Currently there are more than 850 million people who suffer from hunger and more than 18,000 children die every day from this cause.

In general, we live in a close relationship with nature since we are part of it, not only does it unite us when we hear the songs of birds, nor when we enjoy the shade provided by the trees, our relationship goes further.

It would be impossible to deny our responsibility in the current accelerated loss of forests, on our planet this situation has a strong impact on human health, security, vulnerability to natural disasters, access to drinking water or raw materials, the situation it is complex in which the world is mired and concrete and urgent actions are needed.

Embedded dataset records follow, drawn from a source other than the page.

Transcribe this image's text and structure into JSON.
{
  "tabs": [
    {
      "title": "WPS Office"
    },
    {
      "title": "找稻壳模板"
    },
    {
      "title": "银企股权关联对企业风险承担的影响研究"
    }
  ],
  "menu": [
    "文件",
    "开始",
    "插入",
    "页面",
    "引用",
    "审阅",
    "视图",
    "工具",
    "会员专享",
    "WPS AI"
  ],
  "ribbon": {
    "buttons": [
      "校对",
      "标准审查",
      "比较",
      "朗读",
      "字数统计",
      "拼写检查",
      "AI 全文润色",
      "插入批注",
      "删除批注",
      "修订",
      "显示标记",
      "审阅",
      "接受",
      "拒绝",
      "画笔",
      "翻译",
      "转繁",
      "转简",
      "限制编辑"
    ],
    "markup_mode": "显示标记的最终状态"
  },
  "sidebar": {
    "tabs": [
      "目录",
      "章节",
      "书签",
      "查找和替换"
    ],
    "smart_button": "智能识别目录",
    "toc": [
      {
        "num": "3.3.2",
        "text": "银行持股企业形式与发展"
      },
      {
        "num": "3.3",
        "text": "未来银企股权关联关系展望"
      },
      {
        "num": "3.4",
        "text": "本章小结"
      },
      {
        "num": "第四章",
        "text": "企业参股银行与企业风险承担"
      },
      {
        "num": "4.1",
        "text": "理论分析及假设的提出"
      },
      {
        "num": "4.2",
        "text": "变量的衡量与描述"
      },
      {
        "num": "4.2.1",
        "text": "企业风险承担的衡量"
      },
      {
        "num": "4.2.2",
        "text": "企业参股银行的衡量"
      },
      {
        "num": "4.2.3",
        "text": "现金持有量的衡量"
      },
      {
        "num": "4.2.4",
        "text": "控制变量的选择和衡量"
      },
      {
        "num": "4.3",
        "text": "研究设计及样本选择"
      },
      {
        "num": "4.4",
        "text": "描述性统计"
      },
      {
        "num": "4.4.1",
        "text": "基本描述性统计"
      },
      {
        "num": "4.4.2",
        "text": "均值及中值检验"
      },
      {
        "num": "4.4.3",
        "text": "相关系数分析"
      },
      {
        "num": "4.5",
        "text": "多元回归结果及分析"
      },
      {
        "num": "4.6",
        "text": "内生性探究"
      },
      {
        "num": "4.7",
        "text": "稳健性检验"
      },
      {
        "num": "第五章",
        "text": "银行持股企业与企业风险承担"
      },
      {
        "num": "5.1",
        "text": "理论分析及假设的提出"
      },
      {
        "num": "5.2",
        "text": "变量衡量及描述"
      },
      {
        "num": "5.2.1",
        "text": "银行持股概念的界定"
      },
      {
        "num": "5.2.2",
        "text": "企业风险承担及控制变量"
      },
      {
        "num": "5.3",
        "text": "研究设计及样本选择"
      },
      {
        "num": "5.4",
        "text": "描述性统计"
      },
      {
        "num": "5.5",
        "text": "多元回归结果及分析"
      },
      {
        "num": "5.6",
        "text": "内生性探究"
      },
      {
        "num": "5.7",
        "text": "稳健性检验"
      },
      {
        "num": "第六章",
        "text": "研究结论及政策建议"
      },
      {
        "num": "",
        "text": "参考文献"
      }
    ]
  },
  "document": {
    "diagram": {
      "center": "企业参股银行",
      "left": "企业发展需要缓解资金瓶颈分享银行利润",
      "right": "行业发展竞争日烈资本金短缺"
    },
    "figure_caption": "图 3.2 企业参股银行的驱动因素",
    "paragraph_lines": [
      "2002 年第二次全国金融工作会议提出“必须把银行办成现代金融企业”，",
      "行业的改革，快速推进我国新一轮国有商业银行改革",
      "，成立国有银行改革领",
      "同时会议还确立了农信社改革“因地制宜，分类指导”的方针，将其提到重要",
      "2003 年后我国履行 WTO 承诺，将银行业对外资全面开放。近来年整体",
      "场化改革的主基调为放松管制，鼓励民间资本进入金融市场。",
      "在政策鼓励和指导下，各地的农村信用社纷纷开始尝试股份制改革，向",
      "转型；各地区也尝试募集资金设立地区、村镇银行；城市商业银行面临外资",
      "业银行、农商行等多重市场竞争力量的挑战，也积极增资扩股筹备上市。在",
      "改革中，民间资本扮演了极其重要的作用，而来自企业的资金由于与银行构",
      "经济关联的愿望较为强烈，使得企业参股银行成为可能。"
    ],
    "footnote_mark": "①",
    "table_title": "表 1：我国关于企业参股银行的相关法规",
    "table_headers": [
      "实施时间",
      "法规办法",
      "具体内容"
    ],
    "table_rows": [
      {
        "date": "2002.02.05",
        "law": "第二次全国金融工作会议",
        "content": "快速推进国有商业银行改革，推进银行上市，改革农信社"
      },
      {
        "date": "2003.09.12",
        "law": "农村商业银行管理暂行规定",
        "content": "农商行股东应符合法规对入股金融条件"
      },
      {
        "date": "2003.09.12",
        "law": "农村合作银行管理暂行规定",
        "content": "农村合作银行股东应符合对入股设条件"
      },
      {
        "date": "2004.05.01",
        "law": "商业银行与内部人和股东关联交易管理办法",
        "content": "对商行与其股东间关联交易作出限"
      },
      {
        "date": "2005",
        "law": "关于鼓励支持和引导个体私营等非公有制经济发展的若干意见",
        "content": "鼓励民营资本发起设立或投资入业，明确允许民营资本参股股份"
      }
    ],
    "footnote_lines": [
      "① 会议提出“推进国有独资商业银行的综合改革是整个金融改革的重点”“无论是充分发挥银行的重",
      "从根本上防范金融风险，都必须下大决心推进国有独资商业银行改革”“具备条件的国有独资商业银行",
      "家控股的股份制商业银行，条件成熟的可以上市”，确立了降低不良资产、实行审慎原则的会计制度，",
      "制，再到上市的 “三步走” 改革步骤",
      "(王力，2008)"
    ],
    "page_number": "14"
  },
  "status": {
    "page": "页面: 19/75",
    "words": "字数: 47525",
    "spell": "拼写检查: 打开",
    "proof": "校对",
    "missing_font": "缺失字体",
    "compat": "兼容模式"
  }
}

Below I will quote a few words from comrade Fidel Castro Ruz at the United Nations Conference on the Environment in Rio de Janeiro on June 12, 1992 that exemplify all this ecological disaster to which humanity is being subjected:

If humanity is to be saved from this self-destruction, the wealth and technologies available on the planet must be better distributed. Less luxury and less waste in a few countries so that there is less poverty and less hunger in much of the Earth. No more transfers to the Third World of lifestyles and consumer habits that ruin the environment. Make human life more rational. Apply a fair international economic order. Use all the necessary science for sustained development without pollution. Pay off the ecological debt and not the foreign debt. Hunger disappears and not man. "

Let's get together and let's all fight for the conservation of our forests, we are still on time, tomorrow will be too late.

Ricardo Bruno Ojeda Ballast


Video: Of Forests and Men US - Edward Norton (July 2022).